# Overclocking Q6600 have i hit the limit?



## blackknight (Apr 26, 2007)

:wave: everyone
the rig
Evga 750i ftw
Q6600 (G0 stepping)
Zalman cnps9500
Antec 900 (3x 120mm(2 intake 1 exhaust) led fans & 1 200mm bigboy(exhaust))
4gb corsair xms2 pc6400 ram
500gb samsung hdd
2x Inno3d 8800gt oc

im new to overclocking do have an understanding of whats going on but not a lot of experience.

well i've bought my rig got it set up nicely and have successfully overclocked a Q6600 to 3ghz. i was hoping to get it to 3.2 but it just doesnt want to play the game. 

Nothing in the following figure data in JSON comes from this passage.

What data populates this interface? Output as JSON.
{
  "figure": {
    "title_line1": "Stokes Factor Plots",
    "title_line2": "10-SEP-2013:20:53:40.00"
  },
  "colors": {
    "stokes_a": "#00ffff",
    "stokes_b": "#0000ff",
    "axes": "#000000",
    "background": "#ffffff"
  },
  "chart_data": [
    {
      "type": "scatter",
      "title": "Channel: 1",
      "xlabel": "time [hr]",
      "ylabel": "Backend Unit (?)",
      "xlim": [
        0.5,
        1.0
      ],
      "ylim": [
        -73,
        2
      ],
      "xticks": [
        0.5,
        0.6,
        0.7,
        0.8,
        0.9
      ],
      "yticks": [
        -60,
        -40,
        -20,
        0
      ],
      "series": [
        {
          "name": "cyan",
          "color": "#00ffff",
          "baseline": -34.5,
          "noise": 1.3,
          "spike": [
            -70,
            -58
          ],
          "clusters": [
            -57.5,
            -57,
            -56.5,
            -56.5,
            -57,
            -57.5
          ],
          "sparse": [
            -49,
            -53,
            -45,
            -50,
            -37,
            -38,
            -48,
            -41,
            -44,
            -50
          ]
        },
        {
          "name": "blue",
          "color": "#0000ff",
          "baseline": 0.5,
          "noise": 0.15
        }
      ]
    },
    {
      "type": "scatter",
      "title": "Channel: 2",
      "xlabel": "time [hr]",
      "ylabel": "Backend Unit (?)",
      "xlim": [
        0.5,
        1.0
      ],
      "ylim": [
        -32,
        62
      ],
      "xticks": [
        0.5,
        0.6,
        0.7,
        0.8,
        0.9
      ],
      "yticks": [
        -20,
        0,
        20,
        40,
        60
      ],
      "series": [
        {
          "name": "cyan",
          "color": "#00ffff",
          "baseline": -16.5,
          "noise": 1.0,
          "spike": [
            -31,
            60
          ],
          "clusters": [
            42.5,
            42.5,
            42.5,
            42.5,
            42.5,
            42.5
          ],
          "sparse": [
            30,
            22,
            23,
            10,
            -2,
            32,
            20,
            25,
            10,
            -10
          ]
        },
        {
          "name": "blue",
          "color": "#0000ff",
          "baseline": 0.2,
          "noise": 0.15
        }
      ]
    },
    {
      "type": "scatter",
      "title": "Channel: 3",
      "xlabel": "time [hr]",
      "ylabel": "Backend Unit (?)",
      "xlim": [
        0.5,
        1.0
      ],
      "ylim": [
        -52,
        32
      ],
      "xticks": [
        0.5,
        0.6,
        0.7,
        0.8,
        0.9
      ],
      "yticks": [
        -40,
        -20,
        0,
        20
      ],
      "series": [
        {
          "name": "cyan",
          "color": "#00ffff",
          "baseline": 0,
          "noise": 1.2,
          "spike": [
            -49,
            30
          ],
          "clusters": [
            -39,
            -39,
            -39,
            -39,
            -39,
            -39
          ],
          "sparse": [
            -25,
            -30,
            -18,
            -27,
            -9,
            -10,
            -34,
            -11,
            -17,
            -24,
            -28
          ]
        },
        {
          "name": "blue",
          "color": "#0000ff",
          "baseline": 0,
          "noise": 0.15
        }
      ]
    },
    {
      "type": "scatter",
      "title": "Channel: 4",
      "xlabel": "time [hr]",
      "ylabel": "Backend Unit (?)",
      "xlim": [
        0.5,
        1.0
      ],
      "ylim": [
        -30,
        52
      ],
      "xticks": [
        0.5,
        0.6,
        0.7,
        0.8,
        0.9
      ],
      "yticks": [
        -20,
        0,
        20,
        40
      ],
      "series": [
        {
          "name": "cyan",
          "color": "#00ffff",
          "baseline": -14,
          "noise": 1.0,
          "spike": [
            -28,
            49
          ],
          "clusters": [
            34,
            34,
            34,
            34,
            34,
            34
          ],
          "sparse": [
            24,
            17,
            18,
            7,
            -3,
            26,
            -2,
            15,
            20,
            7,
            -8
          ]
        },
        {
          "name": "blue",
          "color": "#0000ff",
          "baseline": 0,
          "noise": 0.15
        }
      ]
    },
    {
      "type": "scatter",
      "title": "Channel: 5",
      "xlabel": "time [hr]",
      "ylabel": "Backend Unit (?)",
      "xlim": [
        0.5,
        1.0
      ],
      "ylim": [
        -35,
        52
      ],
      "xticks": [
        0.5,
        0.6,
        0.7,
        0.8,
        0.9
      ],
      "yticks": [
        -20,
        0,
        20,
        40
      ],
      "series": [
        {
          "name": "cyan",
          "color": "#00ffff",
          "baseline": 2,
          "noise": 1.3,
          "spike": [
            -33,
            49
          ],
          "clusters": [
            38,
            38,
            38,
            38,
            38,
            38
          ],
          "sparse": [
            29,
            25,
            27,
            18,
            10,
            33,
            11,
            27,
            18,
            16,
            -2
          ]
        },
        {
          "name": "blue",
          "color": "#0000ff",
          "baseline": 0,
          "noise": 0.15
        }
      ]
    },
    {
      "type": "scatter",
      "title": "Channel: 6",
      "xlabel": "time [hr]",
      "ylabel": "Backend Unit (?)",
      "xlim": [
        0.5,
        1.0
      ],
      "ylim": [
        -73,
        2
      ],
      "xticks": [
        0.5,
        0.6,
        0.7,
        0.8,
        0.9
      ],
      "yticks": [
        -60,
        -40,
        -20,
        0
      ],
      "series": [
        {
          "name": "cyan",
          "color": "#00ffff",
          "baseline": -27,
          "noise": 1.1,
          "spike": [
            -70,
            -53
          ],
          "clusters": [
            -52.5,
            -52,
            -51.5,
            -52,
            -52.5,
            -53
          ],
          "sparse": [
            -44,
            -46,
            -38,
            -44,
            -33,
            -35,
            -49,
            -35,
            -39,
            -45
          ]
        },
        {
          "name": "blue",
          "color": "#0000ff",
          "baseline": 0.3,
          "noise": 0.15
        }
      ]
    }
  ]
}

i changed the FSB to 356 with a times 9 multiplier ( the ram is unlinked) and successfully posted, then crashed core voltage was around 1.35v
i increased my core voltage in steps up to 1.45v at various stages in between it booted to windows and froze shortly after. 

At core voltage 1.45v loaded windows played around opened some low demand applications and (mainly sys monitors) cpu temp was at 50c i still had most of my fans turned down to low excluding heatsink fan.

im a little bit worried about going much higher on the core voltage (i believe 1.5v should not be exceeded) 

im after any tips to try and improve the overclock but i can accept that my cpu may not go any higher ( this rig still kicks my friends backsides).


----------



## groudon185p (Dec 30, 2007)

well depends on your cooling, but thats waaay not the limit people on youtube have overclocked it to 4.0ghz (wouldnt reccomend trying that...)


----------



## blackknight (Apr 26, 2007)

yeah i have it to 3.15ghz atm around 45c idle 60c under load so i'll probably leave it there.


----------



## Aus_Karlos (Mar 10, 2007)

Make sure your PCI-E bus isn't increasing with your FSB. Manually set it at 100mhz to be safe. Also you wont need to upp the voltage untill you have at least gone up 200-300mhz.
Im a lucky one and i havn't upped my Vcore voltage at all and ive gone from 2.66ghz-3ghz. 
But i have increased my FBS by 0.05v and my HTT link by 0.1v or 0.05v.
Also increase you RAM voltage to 2v or 2.1v. Check with your RAM manufacture to see what votage you can use.


----------



## Fapguy (Oct 2, 2008)

what about your power supply? 2 8800gt oc'd can drag some power, and the cpu too... it might be lacking some headroom for overclocking


----------